Loccie (pronounced Lock-ee) is developing two related products: a Web-based service that helps users discover fun things to do in the cities where they live or cities they’re visiting, and a simple mobile device that helps them navigate to the recommended locations. You start by giving the Loccie a rough idea of where you are, what you want to do, and how you’re feeling. The service will select 15 appropriate destinations and send them to the mobile device, which is called the Loccie Walkie. It has just one indicator—a light that changes colors, shifting to warmer colors as you approach a destination. The overall idea is to reinject some randomness into the experience of travel. “Too many facts kill the mystery of a journey,” says co-founder Mila Marina Burger, who is from Croatia.
Garratt Gallagher, co-founder of Bilibot, notes that there’s been an explosion in access to free, open-source software for programming robots, but that there hasn’t been a similar explosion in access to robot hardware. The Bilibot robot, a squat three-wheeled affair resembling a rolling coffee table, is designed as a low-cost platform that hobbyists and entrepreneurs can use to explore different applications. It’s got a computer and a Kinect motion and depth sensor inside, and can carry a 200-pound load at up to 10 miles per hour; it’s a literal platform in that the top panel has bolt-holes for various structures, such as a stand for a tablet computer or display. Gallagher says the company plans to raise operating revenue by selling its first batch of robots to vendors who want to soup up their trade-conference booths. That could give the company runway to build lower-cost robots for hobbyists and university researchers.
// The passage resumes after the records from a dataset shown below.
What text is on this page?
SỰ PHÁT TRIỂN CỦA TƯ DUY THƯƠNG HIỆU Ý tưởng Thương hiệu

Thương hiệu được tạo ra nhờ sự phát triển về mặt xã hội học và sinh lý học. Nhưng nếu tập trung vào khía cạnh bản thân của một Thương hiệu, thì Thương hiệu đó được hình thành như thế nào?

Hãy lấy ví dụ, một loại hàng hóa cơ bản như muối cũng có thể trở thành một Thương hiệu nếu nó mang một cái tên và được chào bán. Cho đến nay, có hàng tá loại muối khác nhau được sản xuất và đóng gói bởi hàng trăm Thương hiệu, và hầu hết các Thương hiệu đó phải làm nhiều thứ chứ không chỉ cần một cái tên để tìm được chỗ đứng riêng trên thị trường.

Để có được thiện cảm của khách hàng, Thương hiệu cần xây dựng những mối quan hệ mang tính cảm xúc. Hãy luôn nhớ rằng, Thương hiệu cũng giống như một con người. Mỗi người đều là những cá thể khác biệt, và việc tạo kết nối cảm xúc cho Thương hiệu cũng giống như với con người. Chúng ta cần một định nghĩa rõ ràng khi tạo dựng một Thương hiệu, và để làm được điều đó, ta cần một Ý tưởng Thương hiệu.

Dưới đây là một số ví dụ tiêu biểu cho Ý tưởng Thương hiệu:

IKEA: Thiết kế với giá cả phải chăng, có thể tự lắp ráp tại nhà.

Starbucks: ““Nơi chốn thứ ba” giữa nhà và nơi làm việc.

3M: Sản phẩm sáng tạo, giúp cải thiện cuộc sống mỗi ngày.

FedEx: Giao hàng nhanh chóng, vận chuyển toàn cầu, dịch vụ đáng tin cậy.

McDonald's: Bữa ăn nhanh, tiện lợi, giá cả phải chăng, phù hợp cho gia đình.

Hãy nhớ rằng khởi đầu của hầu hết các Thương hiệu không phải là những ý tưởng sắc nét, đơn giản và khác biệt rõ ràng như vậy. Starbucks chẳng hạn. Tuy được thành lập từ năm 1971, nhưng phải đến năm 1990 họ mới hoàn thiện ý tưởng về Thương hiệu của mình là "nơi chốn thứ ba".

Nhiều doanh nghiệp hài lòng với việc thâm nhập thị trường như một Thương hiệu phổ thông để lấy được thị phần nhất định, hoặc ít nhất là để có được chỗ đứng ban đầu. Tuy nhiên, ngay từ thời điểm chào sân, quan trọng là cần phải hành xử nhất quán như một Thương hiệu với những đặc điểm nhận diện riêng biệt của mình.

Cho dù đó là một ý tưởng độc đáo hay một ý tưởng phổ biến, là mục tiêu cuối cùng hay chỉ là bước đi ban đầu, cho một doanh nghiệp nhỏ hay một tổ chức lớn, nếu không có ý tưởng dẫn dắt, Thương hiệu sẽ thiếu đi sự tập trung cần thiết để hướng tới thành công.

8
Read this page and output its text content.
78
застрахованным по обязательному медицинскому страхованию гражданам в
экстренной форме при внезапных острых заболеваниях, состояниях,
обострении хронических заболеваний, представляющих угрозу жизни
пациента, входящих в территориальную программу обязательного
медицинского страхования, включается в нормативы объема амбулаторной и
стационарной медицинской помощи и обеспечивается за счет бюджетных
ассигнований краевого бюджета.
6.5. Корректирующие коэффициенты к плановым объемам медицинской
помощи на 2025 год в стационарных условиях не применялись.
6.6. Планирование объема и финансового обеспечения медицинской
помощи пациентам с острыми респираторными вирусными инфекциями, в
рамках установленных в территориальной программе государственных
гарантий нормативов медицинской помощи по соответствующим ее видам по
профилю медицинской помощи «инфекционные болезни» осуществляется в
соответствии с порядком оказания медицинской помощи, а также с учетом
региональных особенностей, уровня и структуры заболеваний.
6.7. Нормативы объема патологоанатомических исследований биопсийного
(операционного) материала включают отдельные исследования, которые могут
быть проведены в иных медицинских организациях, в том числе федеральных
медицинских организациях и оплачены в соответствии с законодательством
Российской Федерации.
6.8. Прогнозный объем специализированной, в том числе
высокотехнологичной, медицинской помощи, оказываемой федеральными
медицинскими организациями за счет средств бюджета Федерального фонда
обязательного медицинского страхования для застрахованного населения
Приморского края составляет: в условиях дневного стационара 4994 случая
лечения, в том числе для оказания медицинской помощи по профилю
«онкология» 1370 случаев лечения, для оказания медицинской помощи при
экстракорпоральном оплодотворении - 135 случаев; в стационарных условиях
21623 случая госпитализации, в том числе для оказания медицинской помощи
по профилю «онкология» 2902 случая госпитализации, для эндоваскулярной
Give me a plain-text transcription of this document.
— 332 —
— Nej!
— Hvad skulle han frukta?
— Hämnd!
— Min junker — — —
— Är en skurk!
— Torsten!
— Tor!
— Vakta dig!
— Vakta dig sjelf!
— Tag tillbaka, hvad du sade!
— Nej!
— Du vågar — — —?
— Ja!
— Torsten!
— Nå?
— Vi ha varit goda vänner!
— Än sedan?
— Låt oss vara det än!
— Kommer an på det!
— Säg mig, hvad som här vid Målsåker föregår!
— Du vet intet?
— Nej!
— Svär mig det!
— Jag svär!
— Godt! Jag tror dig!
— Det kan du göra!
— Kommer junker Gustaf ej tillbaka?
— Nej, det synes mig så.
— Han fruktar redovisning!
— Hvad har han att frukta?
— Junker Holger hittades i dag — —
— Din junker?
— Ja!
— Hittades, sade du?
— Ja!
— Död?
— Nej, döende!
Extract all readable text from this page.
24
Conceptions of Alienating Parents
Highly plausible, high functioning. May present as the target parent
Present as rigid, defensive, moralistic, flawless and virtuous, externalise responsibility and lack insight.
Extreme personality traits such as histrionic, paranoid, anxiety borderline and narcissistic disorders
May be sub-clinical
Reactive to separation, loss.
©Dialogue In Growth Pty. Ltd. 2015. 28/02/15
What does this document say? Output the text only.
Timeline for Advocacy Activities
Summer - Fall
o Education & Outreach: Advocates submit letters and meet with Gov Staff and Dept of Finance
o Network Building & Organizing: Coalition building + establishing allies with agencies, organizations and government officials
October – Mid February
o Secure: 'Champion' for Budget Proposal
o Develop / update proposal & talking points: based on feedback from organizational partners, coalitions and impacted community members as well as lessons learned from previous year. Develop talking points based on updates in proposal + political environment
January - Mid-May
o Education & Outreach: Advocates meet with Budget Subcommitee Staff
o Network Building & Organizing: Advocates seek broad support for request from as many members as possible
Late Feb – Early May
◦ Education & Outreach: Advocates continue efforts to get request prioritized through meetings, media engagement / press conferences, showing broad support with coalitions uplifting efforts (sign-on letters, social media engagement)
Portable Scores founder Bob Baddeley is developing a portable LED scoreboard that can be programmed to act either as a clock, a timer, or a scorekeeper for indoor and outdoor games. “I want everyone to feel like they’re playing in a stadium,” Baddeley says. The scoreboard fits inside a backpack and mounts on a wall or tripod, and can be controlled from a special remote or from a smartphone. Baddeley hopes to raise $200,000 for the project on Kickstarter.